Paul Goldschmidt is batting .218 this season.
This would have caused mass hysteria 20 years ago. But now that fans have grown to appreciate the virtues of getting on base, the “slow start” headlines are fewer and farther between. His complete slash is .218/.362/.436 with three homer and ten RBI.
This is about as good a stat line as someone batting .218 through 15 games could have. Goldschmidt is on pace for three homers and ten RBI, with a solid on-base percentage to boot. But he’s still only batting .218– which isn’t a pretty sight any way you cut it.

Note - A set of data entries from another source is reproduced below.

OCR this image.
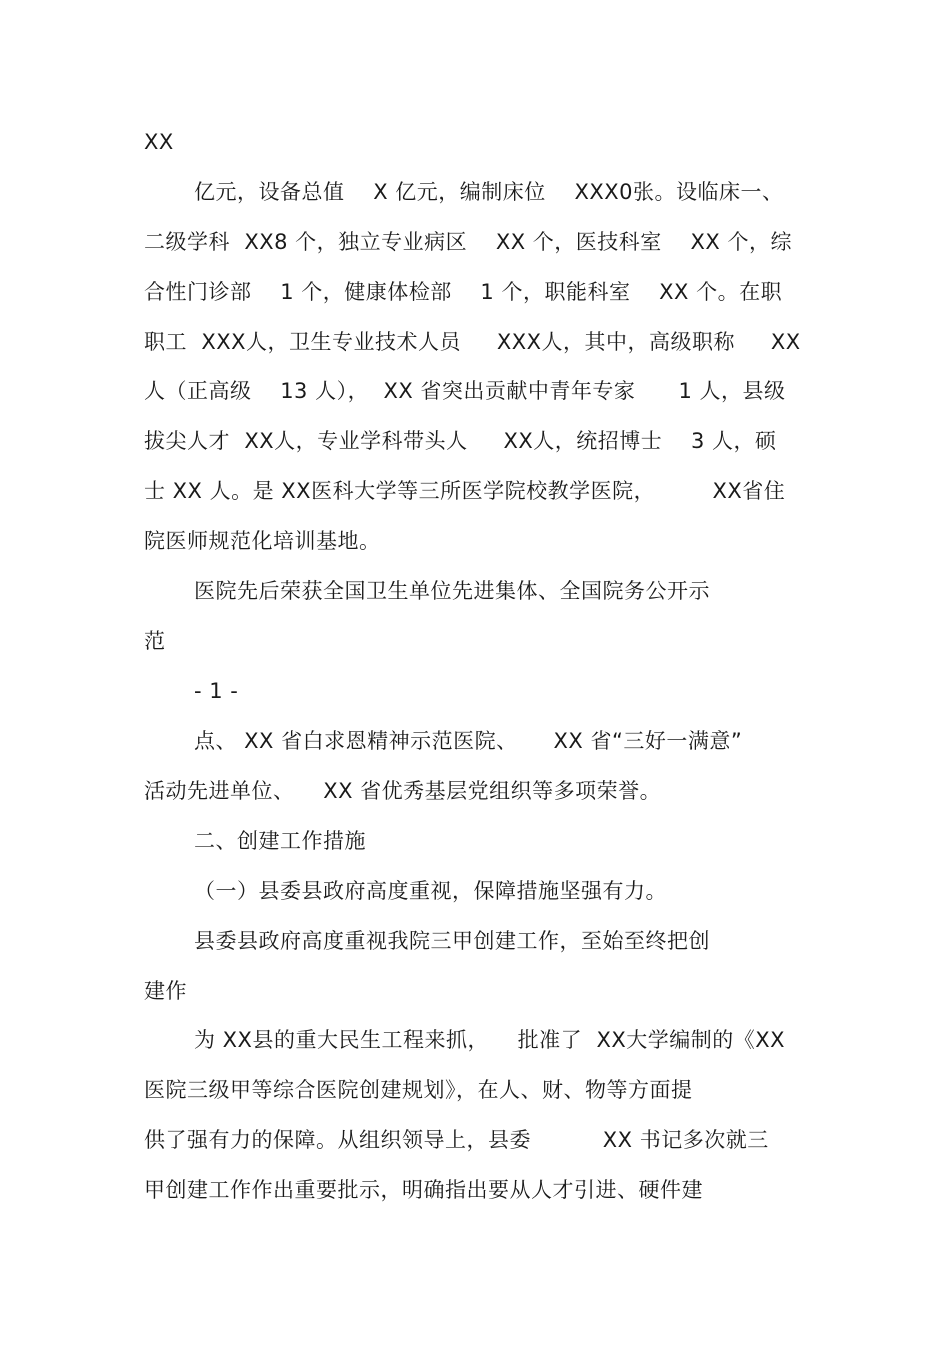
XX
亿元，设备总值    X 亿元，编制床位    XXX0张。设临床一、
二级学科  XX8 个，独立专业病区    XX 个，医技科室    XX 个，综
合性门诊部    1 个，健康体检部    1 个，职能科室    XX 个。在职
职工  XXX人，卫生专业技术人员     XXX人，其中，高级职称     XX
人（正高级    13 人），  XX 省突出贡献中青年专家      1 人，县级
拔尖人才  XX人，专业学科带头人     XX人，统招博士    3 人，硕
士 XX 人。是 XX医科大学等三所医学院校教学医院，        XX省住
院医师规范化培训基地。
医院先后荣获全国卫生单位先进集体、全国院务公开示
范
- 1 -
点、 XX 省白求恩精神示范医院、     XX 省“三好一满意”
活动先进单位、    XX 省优秀基层党组织等多项荣誉。
二、创建工作措施
（一）县委县政府高度重视，保障措施坚强有力。
县委县政府高度重视我院三甲创建工作，至始至终把创
建作
为 XX县的重大民生工程来抓，    批准了  XX大学编制的《XX
医院三级甲等综合医院创建规划》，在人、财、物等方面提
供了强有力的保障。从组织领导上，县委          XX 书记多次就三
甲创建工作作出重要批示，明确指出要从人才引进、硬件建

It’s reasonable to believe that Goldschmidt will snap out of this, considering his caliber of play over the last three seasons and on-base percentage. But Goldschmidt is not typically a slow starter. How he’s historically done, through April 20 of each season:
2013: 17 games, .328/.387/.537, 3 homers 12 RBI
2014: 21 games, .313/.370/.518 3 homers 12 RBI
2015: 13 games, .313/.421/.667 5 homers 15 RBI
2016: 15 games, .218/.362/.436 3 homers 10 RBI
Goldschmidt is hitting for similar power as he has in years past. He’s also getting on base at a similar rate. The only thing missing is the batting average. He hasn’t had an average this low since becoming a top-tier player in 2013.
While a .218 average can look a little scary, don’t panic: 15 games is too small a sample size to conclude just about anything. The fact that Goldy hasn’t stopped hitting homers, driving in runs or getting on base makes this look like nothing more than your average slump.
Oh, and the fact that he’s Paul Goldschmidt doesn’t hurt him much eather.